Insurance Information Institute does not recommend or require gap insurance, even though many lenders do. Once the value of your gap insurance exceeds your loan balance, you can cancel it.

What is GAP?

GAP insurance covers the difference between what your car is worth and how much you still owe if it’s stolen or declared a total loss. Some lenders and dealers require gap insurance when you purchase or lease a car, although its application may vary by state.

Gap insurance offers additional financial protection by covering the difference between your loan balance and its ACV (actual cash value). Gap coverage will cover this difference less any applicable deductibles before a claim is filed.

Gap coverage is a good option for many, especially those who make low downpayments on their car or drive it in a way that decreases its resale price quickly. Remember that gap coverage does not cover expenses like your car insurance deductible, finance charges, or mileage penalties for leased vehicles. For these types of expenses, it is prudent to purchase additional coverage, such as new vehicle replacement insurance.

What is the price of GAP?

Gap coverage costs can vary depending on the form it takes, but are usually less than $100 per year when added to a policy that already includes comprehensive and collision insurance. Some insurance companies also offer gap coverage as a separate product.

No matter how you purchased GAP, it can save you money in the event that your vehicle is stolen or totaled. GAP does not cover the costs of collision or theft deductibles, nor any other related expenses.

Let’s say, for example, that you have financed a vehicle worth $25,000 and it has been totaled in an accident. Comprehensive coverage will pay out $20,000, so your gap insurance would cover the remaining $5,000. The gap insurance will cover the remaining debt of $5,000.

It is a good idea to check with your dealer and lender if they offer gap coverage. You should be able include the policy in your loan or leasing agreement if they offer it.

GAP insurance is available from your insurer or lender. Some even require that you purchase it as part of the vehicle lease or loan agreement.

When do I require GAP?

If you are buying or leasing a vehicle with limited equity, that will depreciate quickly, or if you plan to lease one from an independent insurance agency or dealership, gap insurance may be the best solution. Gap insurance pays the difference between the car’s actual cash value and how much you still owe on your loan or lease agreement. Some contracts include this as a standard term; or, it can be bought independently from an insurance agency.

It’s important to know what gap insurance doesn’t cover. In the event that your vehicle is totaled because of repairs or an engine failure, gap insurance will not cover these expenses.
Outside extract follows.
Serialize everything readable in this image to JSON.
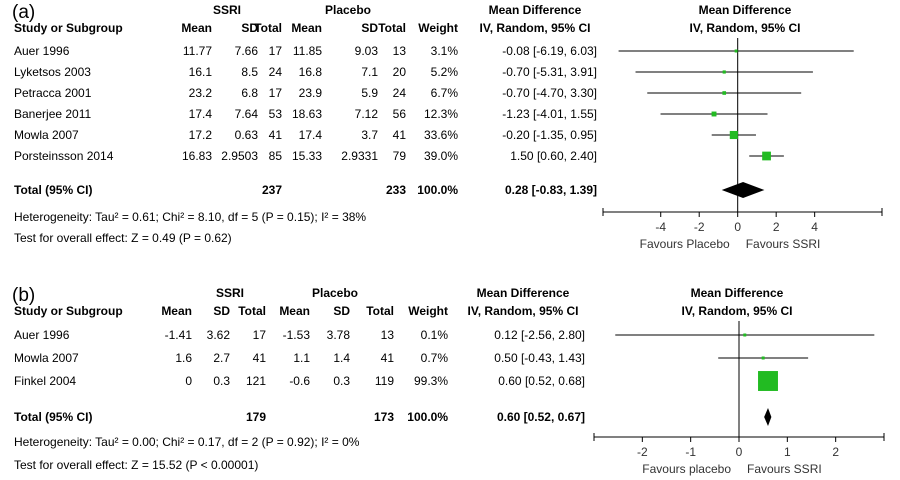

Instead, collision and personal injury policies will. Gap insurance will not reimburse you for any down payment or security deposit paid before financing your car.

Insurance Information Institute suggests that you shop around to find the best price and terms for gap insurance. Comparing gap coverage costs with estimates of your vehicle’s market value, from guides like Kelley Blue Book and Edmunds, is an excellent way to accomplish this. Consider dropping your gap insurance when your loan balance drops below the actual cash value of your vehicle. Set a reminder on your phone or calendar so that you won’t forget.